Wenn es dir in den Sinn kommt! Da gibt es aber manche verborgene Sünde, die dir nicht in den Sinn kommt, wenn du um Vergebung deiner Sünden bittest. Und darunter mögen auch solche sein, die nur dir, aber nicht deinem Mitchristen verborgen geblieben sind. Wie viele Verletzungen oder Ärgernisse richte ich möglicherweise jeden Tag an, ohne dass es mir bewusst ist? Ich kann für mich ja nicht beanspruchen, dass ich vollkommene Erkenntnis meiner Sünden habe oder dass mein Gewissen so vollkommen durch Gottes Wort geschärft ist, dass ich wirklich weiß, was alles an meinen Gedanken, Worten und Werken mich vor Gott und meinen Mitchristen schuldig macht. Andere Christen mögen da in bestimmten Bereichen ein geschärfteres Gewissen haben und mich in meinem Reden und Tun mit ganz anderen Augen sehen, als ich mich selbst. Im Psalm heißt es darum: „Wer kann merken, wie oft er fehlet? Verzeihe mir die verborgenen Sünden!"
Sich in der Öffentlichkeit der christlichen Gemeinde als Sünder zu bekennen und genauso öffentlich Vergebung seiner Sünden zu erbitten und zu erhalten, ist darum nicht peinlich oder unter meiner Würde, sondern eine heilsame, immer wieder neu notwendige geistliche Umkehr und Hinkehr zu Gott und seiner Versöhnung. „Wenn unser Herr und Meister Jesus Christus spricht: Tut Buße!, hat er gewollt, dass das ganze Leben der Gläubigen Buße sei", heißt es in der 1. der 95. Thesen Luthers, die er am 31. Oktober 1517 veröffentlicht hat.
Auch für den in geistlicher Verantwortung für seine Gemeindeglieder stehenden Pastors ist es manchmal sehr schwierig, wenn Gemeindeglieder zwar regelmäßig kommunizieren, aber nie oder fast nie zur Beichte kommen. Manchmal ist es so, dass da jemand am Altar kniet und das Sakrament empfangen will, mit dem man gerne zuvor eine Sache geklärt hätte. Eine solche Klärung muss in schwerwiegenden Fällen im Vorfeld so erfolgen, dass der Pastor von sich aus ein Gespräch mit dem betreffenden Gemeindeglied sucht. Aber es gibt andere Fälle, wo man als Pastor sehr sorgfältig überlegen muss, ob es seelsorglich klug wäre, jemanden durch seinen persönlichen Besuch zu bedrängen, um nicht Verhärtungen und Widerstände zu wecken, die am Ende eine gegenteilige Wirkung haben könnten.

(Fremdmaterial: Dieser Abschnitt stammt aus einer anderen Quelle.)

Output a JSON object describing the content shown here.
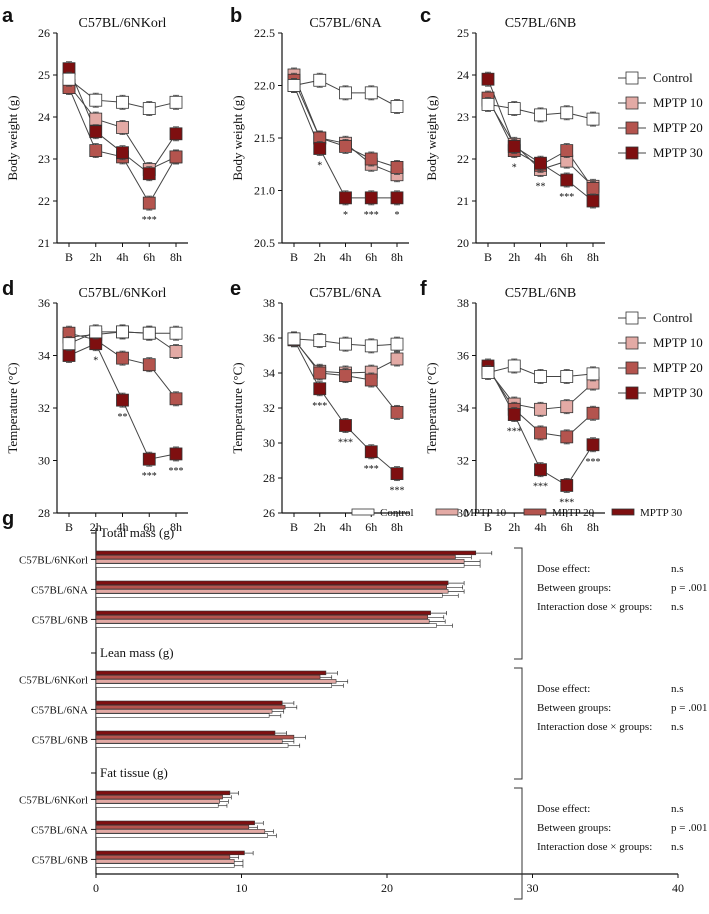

Und gerade dann ist wichtig, dass möglichst alle, die das Hl. Abendmahl empfangen, zuvor auch in der Beichte waren. Da kann man in der Beichtansprache Themen in allgemeiner Form ansprechen, von denen sich doch der konkrete Einzelne sehr persönlich angesprochen fühlen kann und soll. Und wenn dieser Einzelne dann öffentlich auf die Frage „Bekennst du, dass du gesündigt hast und bereust du deine Sünden und begehrst du die Vergebung deiner Sünden im Namen Jesu Christi?" sein <Ja> spricht und darauf die Lossprechung empfängt, dann gilt dieses Schuldbekenntnis und mehr die empfangene Vergebung vor Gott und vor den Menschen. Es sind dann nur sehr wenige, sehr schwerwiegende Fälle denkbar, wo auch dann ein Pastor sich noch veranlasst sehen müsste, einem so öffentlich Versöhnten das Sakrament trotzdem zu verweigern. Und in solchen Fällen dürfte der Pastor dann bereits im Beichtgottesdienst auch die Lossprechung nicht erteilen.

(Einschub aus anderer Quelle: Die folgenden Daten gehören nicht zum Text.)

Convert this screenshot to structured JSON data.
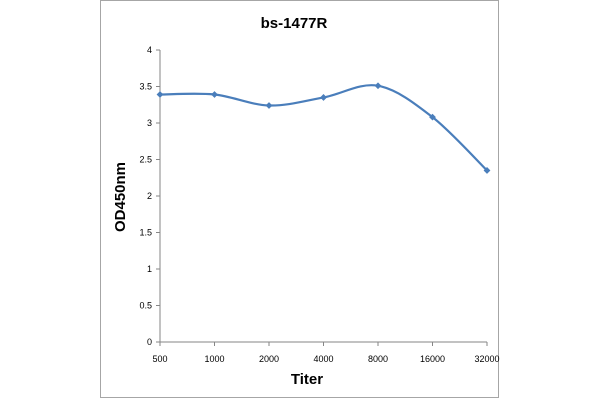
{
  "chart_data": {
    "type": "line",
    "title": "bs-1477R",
    "xlabel": "Titer",
    "ylabel": "OD450nm",
    "categories": [
      "500",
      "1000",
      "2000",
      "4000",
      "8000",
      "16000",
      "32000"
    ],
    "series": [
      {
        "values": [
          3.39,
          3.39,
          3.24,
          3.35,
          3.51,
          3.08,
          2.35
        ]
      }
    ],
    "ylim": [
      0,
      4
    ],
    "yticks": [
      "0",
      "0.5",
      "1",
      "1.5",
      "2",
      "2.5",
      "3",
      "3.5",
      "4"
    ],
    "grid": false,
    "legend": "none",
    "colors": {
      "line": "#4a7ebb",
      "axis": "#868686",
      "frame": "#a6a6a6"
    }
  }
}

„Wer ständig zur Beichte rennt, wird’s wohl nötig haben", sagen böse Zungen, die es meinen, nicht nötig zu haben und sich schon deshalb als diejenigen entlarven, die es am nötigsten hätten. Auf solche Sprüche darf man nichts geben. Wer sein Leben immer wieder neu als Gabe, d.h. als Lebenshingabe des Lobes und Dankes Gott darbringt, um es in der Kraft Seines Geistes versöhnt und verwandelt wieder zu empfangen, dessen Glaube und dessen Liebe wird auch solche heimlich oder offen ausgesprochenen Boshaftigkeiten tragen können.

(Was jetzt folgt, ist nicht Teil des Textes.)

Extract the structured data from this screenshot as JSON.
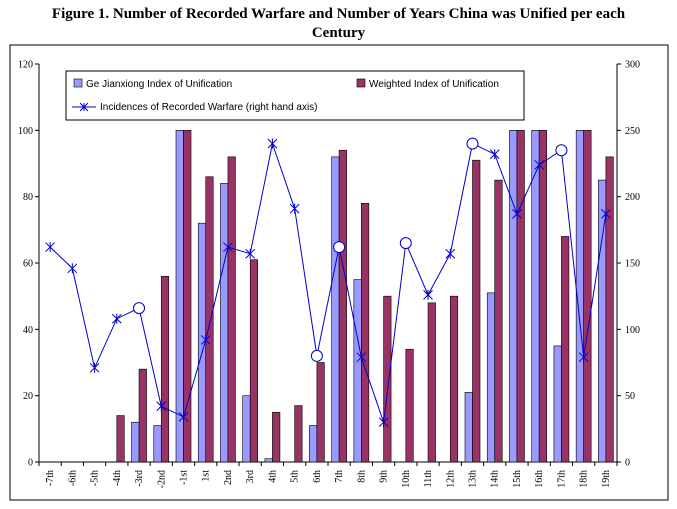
{
  "title_line1": "Figure 1. Number of Recorded Warfare and Number of Years China was Unified per each",
  "title_line2": "Century",
  "chart_data": {
    "type": "bar",
    "categories": [
      "-7th",
      "-6th",
      "-5th",
      "-4th",
      "-3rd",
      "-2nd",
      "-1st",
      "1st",
      "2nd",
      "3rd",
      "4th",
      "5th",
      "6th",
      "7th",
      "8th",
      "9th",
      "10th",
      "11th",
      "12th",
      "13th",
      "14th",
      "15th",
      "16th",
      "17th",
      "18th",
      "19th"
    ],
    "ylim_left": [
      0,
      120
    ],
    "ylim_right": [
      0,
      300
    ],
    "yticks_left": [
      "0",
      "20",
      "40",
      "60",
      "80",
      "100",
      "120"
    ],
    "yticks_right": [
      "0",
      "50",
      "100",
      "150",
      "200",
      "250",
      "300"
    ],
    "series": [
      {
        "name": "Ge Jianxiong Index of Unification",
        "axis": "left",
        "type": "bar",
        "color": "#9999ff",
        "values": [
          0,
          0,
          0,
          0,
          12,
          11,
          100,
          72,
          84,
          20,
          1,
          0,
          11,
          92,
          55,
          0,
          0,
          0,
          0,
          21,
          51,
          100,
          100,
          35,
          100,
          85
        ]
      },
      {
        "name": "Weighted Index of Unification",
        "axis": "left",
        "type": "bar",
        "color": "#993366",
        "values": [
          0,
          0,
          0,
          14,
          28,
          56,
          100,
          86,
          92,
          61,
          15,
          17,
          30,
          94,
          78,
          50,
          34,
          48,
          50,
          91,
          85,
          100,
          100,
          68,
          100,
          92
        ]
      },
      {
        "name": "Incidences of Recorded Warfare (right hand axis)",
        "axis": "right",
        "type": "line",
        "color": "#0000cc",
        "values": [
          162,
          146,
          71,
          108,
          116,
          42,
          34,
          92,
          162,
          157,
          240,
          191,
          80,
          162,
          79,
          30,
          165,
          126,
          157,
          240,
          232,
          187,
          224,
          235,
          79,
          187
        ],
        "markers": [
          "x",
          "x",
          "x",
          "x",
          "o",
          "x",
          "x",
          "x",
          "x",
          "x",
          "x",
          "x",
          "o",
          "o",
          "x",
          "x",
          "o",
          "x",
          "x",
          "o",
          "x",
          "x",
          "x",
          "o",
          "x",
          "x"
        ]
      }
    ],
    "legend_position": "top-center",
    "grid": false
  }
}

Wer heute wieder seine Sünde in der Öffentlichkeit der Gemeinde bekennt und im Vertrauen die Gnade Jesu Christi die Vergebung aller seiner Sünden öffentlich empfängt, der ist versöhnt und im Frieden mit Christus, dem Haupt und der Kirche als dem Leib Christi. Und der darf mit Freude und in der Gewissheit, daraus großen Trost und viel Kraft zu erhalten, auch den Leib und das Blut Christi empfangen und dadurch auch heute wieder ein Leib mit Christus werden mit all denen, die Glieder an seinem Leib sind. Amen.